Tuesday, February 19, 2013

Death and Taxes

I recently came across a post in regards to Manny Pacquiao refusing to fight on US soil due to the high tax rate applied to his earnings. From his last fight, the total payout was $24 million (he lost to Marquez) -- but after tax, it can turn out to be $15 million. At 39% tax rate, it becomes stupid to think about fighting on US soil.

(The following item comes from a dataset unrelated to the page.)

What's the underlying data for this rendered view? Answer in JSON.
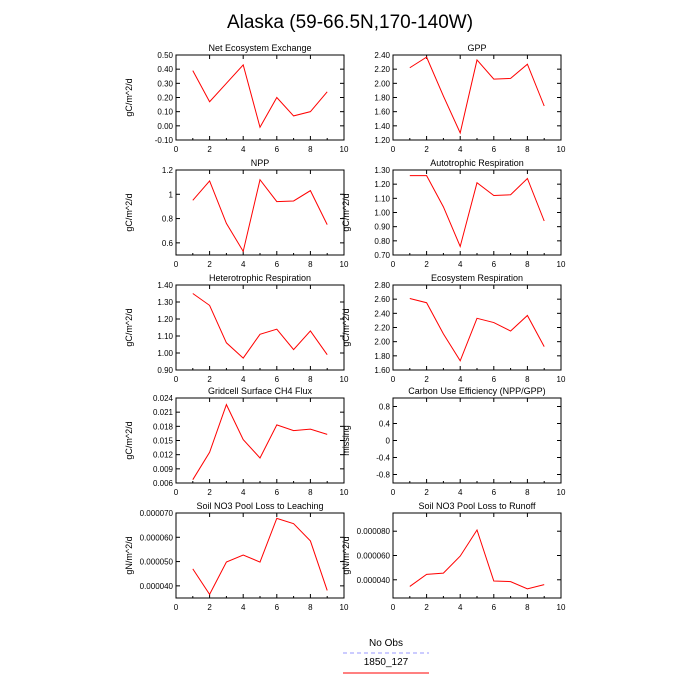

Incidentally, there are reports of Americans giving up their citizenship for other countries to "evade" tax -- One being Eduardo Saverin, who saved over 60 million dollars in tax when Facebook IPO'd. He now lives in Singapore. Looking at tax rates per country, it almost always feels like the go-to country to setup a corporation will always be Ireland. Setting up shop in Ireland is a fairly common "pay less on taxes" strategy because it is only 12% for corporations. One thing I am starting to notice in startups that start to gain traction and revenue is that they all start bringing in a CFO who has significant experience in being able reduce paying taxes in order to invest more money into engineering or marketing. The stages (when growth happens) are usually:

1) MVP
2) Get users
3) Convert users to paying customers
4) Hire a CFO in order to "shift" money into more product development when revenues reach X/year

Howard Hughes is another great engineer who moved his companies around into different states to get around paying too much tax. While governments have become smarter about stopping these processes, it is always a constant battle because as a growing company, every dollar counts. If a startup can pay another salary in engineering or marketing because it didn't pay that amount in taxes, it can increase the potential of the company to grow.

Ultimately, 40% in tax seems ridiculous for boxing earnings. I'm in total agreement with Pacquiao's team to never fight on US soil. Boxers spend their lives on training (they only have a few years of being professional), pushing themselves to the limit -- they deserve every penny of the agreed amount when signing a fight contract.